Mais ils revendiquent l’ambition de défendre l’éthique incarnée par l’EAJF. Non pas pour flatter son fondateur Sidney Broutinovski, qui a pris soin de s’éloigner, mais par vraie conviction personnelle. D’autant que certains ont déjà eu affaire aux requins du milieu. « J’ai rencontré (au cours de ma carrière) des agents qui m’ont fait perdre du temps, des gens pas professionnels. Dans une carrière de footballeur, c’est fréquent qu’on soit touché par une blessure. Et parfois, on vous lâche, au moment où vous en avez le plus besoin. Quand on n’a pas la personne pour nous aider dans ces moments-là, on peut faire un mauvais choix qui va déterminer tout le reste » , illustre Brice avec son expérience personnelle. Matthieu confirme : « Mon but premier n’est pas de faire énormément d’argent, mais plutôt de faire un métier qui me plaît. Ce qui m’intéresse est de pouvoir créer une carrière avec des joueurs, de les accompagner… C’est quelque chose qui m’a manqué quand j’ai été joueur. Actuellement, dans le monde du foot, le métier d’agent est essentiel pour pouvoir réussir. J’ai eu des agents, mais je sentais que ce n’était pas forcément des personnes avec lesquelles s’engager. »

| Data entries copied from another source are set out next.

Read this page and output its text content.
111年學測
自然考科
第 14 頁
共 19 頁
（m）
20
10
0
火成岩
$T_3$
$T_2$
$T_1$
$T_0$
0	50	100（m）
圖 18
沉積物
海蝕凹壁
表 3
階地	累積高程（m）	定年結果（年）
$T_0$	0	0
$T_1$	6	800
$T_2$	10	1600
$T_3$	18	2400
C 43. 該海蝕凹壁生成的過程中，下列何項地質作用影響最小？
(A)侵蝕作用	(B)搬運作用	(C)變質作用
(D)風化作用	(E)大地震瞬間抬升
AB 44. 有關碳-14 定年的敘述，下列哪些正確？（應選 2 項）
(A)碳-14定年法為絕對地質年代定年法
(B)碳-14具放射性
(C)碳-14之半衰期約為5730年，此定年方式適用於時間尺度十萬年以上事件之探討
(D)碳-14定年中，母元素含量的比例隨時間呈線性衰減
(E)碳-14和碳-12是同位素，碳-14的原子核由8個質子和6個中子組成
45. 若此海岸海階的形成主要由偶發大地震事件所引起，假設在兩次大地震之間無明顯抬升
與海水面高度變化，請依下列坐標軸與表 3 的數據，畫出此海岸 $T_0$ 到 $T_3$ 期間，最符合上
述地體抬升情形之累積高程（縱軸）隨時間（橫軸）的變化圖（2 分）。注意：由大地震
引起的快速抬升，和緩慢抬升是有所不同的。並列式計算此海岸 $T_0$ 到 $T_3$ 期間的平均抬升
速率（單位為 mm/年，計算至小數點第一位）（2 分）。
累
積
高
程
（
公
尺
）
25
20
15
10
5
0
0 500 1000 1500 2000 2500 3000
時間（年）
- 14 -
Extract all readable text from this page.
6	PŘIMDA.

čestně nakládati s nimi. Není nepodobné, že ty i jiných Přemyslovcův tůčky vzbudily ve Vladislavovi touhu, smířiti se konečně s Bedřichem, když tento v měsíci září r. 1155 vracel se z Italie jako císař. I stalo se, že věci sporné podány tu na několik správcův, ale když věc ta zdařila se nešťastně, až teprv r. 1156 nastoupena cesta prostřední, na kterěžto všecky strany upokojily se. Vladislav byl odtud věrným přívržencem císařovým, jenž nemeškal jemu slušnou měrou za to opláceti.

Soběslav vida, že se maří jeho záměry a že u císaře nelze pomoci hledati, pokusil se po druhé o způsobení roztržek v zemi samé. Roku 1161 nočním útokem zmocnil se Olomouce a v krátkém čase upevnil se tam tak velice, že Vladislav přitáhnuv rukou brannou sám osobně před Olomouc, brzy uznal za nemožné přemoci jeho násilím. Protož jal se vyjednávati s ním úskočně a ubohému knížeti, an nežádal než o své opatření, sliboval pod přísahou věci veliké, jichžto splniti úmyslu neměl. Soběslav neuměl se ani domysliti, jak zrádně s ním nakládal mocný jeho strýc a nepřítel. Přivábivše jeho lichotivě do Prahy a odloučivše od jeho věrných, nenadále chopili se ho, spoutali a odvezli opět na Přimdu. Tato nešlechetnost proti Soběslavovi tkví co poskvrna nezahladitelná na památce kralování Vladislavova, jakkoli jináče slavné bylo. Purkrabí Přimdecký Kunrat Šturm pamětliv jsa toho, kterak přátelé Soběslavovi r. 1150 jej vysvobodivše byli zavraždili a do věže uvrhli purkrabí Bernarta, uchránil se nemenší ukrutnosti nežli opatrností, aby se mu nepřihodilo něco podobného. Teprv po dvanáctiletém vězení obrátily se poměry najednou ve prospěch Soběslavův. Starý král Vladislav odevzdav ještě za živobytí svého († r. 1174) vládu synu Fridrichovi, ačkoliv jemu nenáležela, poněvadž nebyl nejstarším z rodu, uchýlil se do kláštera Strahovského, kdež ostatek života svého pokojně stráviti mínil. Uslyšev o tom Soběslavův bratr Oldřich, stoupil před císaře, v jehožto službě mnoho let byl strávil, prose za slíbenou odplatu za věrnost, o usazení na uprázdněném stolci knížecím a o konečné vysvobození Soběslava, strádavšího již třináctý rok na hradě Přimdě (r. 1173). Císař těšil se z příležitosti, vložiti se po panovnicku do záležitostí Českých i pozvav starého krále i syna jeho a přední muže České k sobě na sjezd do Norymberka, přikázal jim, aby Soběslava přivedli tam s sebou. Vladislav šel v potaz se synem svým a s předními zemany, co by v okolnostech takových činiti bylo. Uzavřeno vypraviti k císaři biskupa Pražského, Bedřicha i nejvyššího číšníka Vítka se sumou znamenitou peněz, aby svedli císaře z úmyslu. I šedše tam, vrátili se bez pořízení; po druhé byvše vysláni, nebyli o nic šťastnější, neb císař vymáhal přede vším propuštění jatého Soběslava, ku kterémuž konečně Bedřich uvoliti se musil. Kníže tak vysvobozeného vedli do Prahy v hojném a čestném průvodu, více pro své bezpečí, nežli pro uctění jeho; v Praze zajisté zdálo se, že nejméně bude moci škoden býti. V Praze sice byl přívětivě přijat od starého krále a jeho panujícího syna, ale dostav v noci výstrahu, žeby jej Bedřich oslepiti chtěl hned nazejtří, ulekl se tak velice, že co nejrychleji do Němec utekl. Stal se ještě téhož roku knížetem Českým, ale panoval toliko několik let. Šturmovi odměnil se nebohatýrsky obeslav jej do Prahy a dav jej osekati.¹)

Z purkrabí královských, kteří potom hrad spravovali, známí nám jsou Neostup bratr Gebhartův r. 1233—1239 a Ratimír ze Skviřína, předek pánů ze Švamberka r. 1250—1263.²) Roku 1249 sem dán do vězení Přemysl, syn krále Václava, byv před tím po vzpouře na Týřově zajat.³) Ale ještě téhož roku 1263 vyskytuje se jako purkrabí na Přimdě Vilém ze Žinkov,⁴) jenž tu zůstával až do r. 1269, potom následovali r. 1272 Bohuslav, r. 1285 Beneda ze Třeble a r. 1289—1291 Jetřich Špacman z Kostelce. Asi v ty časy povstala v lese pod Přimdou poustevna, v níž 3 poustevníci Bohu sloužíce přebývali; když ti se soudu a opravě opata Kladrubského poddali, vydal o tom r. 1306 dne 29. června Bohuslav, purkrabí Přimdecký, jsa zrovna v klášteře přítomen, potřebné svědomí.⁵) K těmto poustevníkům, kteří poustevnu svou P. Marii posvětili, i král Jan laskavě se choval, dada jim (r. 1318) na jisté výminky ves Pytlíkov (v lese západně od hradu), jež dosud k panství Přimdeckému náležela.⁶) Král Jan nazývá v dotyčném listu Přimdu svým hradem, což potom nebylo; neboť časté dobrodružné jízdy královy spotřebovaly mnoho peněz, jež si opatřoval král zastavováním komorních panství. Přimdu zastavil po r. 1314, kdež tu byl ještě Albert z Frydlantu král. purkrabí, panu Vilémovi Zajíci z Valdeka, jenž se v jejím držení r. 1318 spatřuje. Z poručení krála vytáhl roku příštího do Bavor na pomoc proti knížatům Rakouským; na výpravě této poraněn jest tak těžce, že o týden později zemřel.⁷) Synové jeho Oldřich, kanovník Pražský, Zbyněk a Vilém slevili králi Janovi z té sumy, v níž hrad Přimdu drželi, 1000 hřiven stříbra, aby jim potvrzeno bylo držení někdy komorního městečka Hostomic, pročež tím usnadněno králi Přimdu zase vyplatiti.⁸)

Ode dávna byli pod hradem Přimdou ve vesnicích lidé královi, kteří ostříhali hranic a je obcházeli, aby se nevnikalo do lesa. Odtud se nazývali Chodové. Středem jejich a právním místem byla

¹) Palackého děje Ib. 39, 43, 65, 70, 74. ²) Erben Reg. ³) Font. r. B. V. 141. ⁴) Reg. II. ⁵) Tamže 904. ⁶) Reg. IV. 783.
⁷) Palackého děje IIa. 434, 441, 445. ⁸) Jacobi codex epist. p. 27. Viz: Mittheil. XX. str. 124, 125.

Cependant, ils savent que la licence ne fait pas tout. À commencer par le plan humain, comme appuie Brice : « Je pense qu’il y a une légitimité à avoir. Et c’est la licence qui va l’apporter. Mais ce n’est pas la licence qui va changer l’humain. On peut avoir la licence, prétendre avoir des valeurs et ne pas les avoir. La licence ne va pas changer l’homme. » Matthieu, lui, ne se voile pas la face sur son avenir à court terme : « Je pense que pour réussir en tant qu’agent, il faut une certaine expérience. Acquérir une certaine maturité. Je ne pense pas que je vais tout de suite m’imposer. Cela viendra au fil des années. Je ne me vois pas commencer tout seul de toute façon. Je préférerais m’associer avec des personnes qui ont plus de vécu. Si j’obtiens ma licence, j’aimerais débuter soit dans un cabinet, soit avec un agent licencié. » Ce que pourrait lui offrir le 11 des Légendes, « une entité très intéressante, puisqu’elle a déjà son réseau, donne la possibilité d’avoir un accompagnement, un suivi » , étaye Brice. Mais d’ici là, il faudra passer par la case examen. Une échéance que Matthieu aborde avec détermination : « Même si je n’ai pas ma licence cette année, je continuerai. Je ne vais pas baisser les bras. » C’est tout ce qu’on lui souhaite.